今回の脆弱性は、JWT(JSON Web Token)という認証情報を安全にやり取りするためのトークンの検証処理に問題があります。JWTは署名付きのトークンであり、正当な発行元からのものであることを検証することで安全性を保っていますが、Parse ServerのOAuthアダプタではトークンの発行元(アプリケーションIDなど)を正しく検証できていませんでした。

その結果、あるアプリ向けに発行された有効なJWTを持っていれば、別のアプリの認証をバイパスしてログインできてしまう状況が発生しました。これは認証の根幹を揺るがす重大な問題です。

影響や重要性

この脆弱性は、認証の信頼性を損なうため、悪用されると不正アクセスや情報漏洩につながるリスクが非常に高いです。特に複数のアプリケーションを同じParse Server環境で運用している場合、攻撃者は一つのアプリで取得したトークンを使って他のアプリに不正ログインできるため、被害が拡大する恐れがあります。

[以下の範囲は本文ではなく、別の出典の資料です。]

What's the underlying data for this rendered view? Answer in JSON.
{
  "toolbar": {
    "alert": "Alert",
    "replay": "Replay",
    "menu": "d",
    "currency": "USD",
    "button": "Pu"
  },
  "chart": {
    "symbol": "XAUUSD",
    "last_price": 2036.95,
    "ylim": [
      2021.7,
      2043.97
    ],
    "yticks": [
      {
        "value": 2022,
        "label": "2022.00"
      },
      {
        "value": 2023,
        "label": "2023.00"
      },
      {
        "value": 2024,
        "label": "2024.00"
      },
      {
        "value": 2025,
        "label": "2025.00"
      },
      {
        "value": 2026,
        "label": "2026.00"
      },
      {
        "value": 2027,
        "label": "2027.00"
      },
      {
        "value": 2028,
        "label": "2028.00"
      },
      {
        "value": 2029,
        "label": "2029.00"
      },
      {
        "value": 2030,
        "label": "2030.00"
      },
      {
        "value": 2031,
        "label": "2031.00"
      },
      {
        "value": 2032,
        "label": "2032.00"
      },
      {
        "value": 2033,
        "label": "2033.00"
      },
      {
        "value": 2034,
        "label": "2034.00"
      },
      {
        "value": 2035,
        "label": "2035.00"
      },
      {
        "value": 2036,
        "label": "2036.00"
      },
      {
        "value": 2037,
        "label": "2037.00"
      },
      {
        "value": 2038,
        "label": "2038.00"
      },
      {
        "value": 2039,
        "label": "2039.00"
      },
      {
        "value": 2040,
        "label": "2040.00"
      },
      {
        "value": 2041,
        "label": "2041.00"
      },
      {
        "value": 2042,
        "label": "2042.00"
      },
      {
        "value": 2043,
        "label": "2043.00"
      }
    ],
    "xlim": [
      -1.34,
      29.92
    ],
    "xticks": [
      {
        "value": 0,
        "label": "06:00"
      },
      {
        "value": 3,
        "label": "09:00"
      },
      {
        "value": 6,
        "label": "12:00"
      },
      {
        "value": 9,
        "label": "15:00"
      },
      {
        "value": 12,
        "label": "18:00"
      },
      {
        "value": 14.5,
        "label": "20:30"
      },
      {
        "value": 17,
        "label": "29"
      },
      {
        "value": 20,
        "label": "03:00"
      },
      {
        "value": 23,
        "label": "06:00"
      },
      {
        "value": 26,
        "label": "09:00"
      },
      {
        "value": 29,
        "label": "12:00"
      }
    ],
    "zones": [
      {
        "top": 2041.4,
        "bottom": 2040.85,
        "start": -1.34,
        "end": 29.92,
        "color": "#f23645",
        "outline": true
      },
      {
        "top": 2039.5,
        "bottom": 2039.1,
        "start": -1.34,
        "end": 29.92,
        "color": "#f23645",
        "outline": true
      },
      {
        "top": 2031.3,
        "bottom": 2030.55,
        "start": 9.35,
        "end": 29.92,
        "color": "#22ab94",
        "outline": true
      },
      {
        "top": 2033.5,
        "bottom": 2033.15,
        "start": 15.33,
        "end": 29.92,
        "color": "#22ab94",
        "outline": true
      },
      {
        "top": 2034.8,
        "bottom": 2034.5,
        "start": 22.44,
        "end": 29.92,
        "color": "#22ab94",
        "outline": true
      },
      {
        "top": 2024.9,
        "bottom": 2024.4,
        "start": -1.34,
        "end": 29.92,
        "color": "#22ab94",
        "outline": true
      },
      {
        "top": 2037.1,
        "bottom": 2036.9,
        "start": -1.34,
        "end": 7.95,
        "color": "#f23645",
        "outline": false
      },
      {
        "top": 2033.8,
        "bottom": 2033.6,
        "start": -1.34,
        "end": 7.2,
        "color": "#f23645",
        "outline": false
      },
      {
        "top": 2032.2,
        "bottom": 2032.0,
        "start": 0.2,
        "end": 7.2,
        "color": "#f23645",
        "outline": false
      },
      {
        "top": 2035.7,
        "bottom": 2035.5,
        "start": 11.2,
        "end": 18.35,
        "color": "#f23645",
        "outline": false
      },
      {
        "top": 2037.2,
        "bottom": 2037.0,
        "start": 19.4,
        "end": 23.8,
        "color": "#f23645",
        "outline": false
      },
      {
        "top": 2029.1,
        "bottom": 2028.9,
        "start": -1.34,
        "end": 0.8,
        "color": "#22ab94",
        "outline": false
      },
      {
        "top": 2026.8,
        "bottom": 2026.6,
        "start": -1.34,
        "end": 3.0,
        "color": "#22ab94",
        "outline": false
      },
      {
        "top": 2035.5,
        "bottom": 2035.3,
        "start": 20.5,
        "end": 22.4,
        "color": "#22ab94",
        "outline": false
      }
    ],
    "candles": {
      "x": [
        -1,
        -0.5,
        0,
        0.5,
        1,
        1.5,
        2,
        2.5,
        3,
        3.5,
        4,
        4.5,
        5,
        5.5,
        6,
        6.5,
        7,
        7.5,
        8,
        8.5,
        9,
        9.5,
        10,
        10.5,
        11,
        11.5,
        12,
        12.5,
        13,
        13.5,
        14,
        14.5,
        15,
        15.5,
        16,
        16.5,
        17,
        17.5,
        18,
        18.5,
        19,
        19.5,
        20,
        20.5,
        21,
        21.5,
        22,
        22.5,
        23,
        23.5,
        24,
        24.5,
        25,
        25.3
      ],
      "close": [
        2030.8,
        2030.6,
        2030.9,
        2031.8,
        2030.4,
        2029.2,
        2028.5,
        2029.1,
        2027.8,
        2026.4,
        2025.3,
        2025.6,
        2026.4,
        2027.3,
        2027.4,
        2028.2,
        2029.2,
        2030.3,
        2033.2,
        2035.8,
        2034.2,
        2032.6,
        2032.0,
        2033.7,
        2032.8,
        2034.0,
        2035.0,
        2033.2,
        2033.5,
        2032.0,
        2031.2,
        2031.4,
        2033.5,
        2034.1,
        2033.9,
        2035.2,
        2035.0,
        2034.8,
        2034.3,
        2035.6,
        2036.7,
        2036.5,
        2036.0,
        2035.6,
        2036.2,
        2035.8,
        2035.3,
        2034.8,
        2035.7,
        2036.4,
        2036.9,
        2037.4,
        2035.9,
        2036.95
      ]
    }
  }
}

CVSSv4.0で最高評価の「クリティカル」とされていることからも、早急な対応が必要であることがわかります。開発者や運用者は速やかに修正済みのバージョンにアップデートし、影響を受ける環境の確認と対策を行うべきです。

まとめ

「Parse Server」のOAuth認証アダプタに存在したJWT検証の不備により、別アプリ用トークンで認証を回避される脆弱性(CVE-2026-30863)が発見されました。認証の根幹を揺るがす重大な問題であり、CVSSv4.0で「クリティカル」と評価されています。開発元は既に修正パッチをリリースしているため、利用者は速やかに最新版へのアップデートを行い、不正アクセスリスクの軽減に努めることが重要です。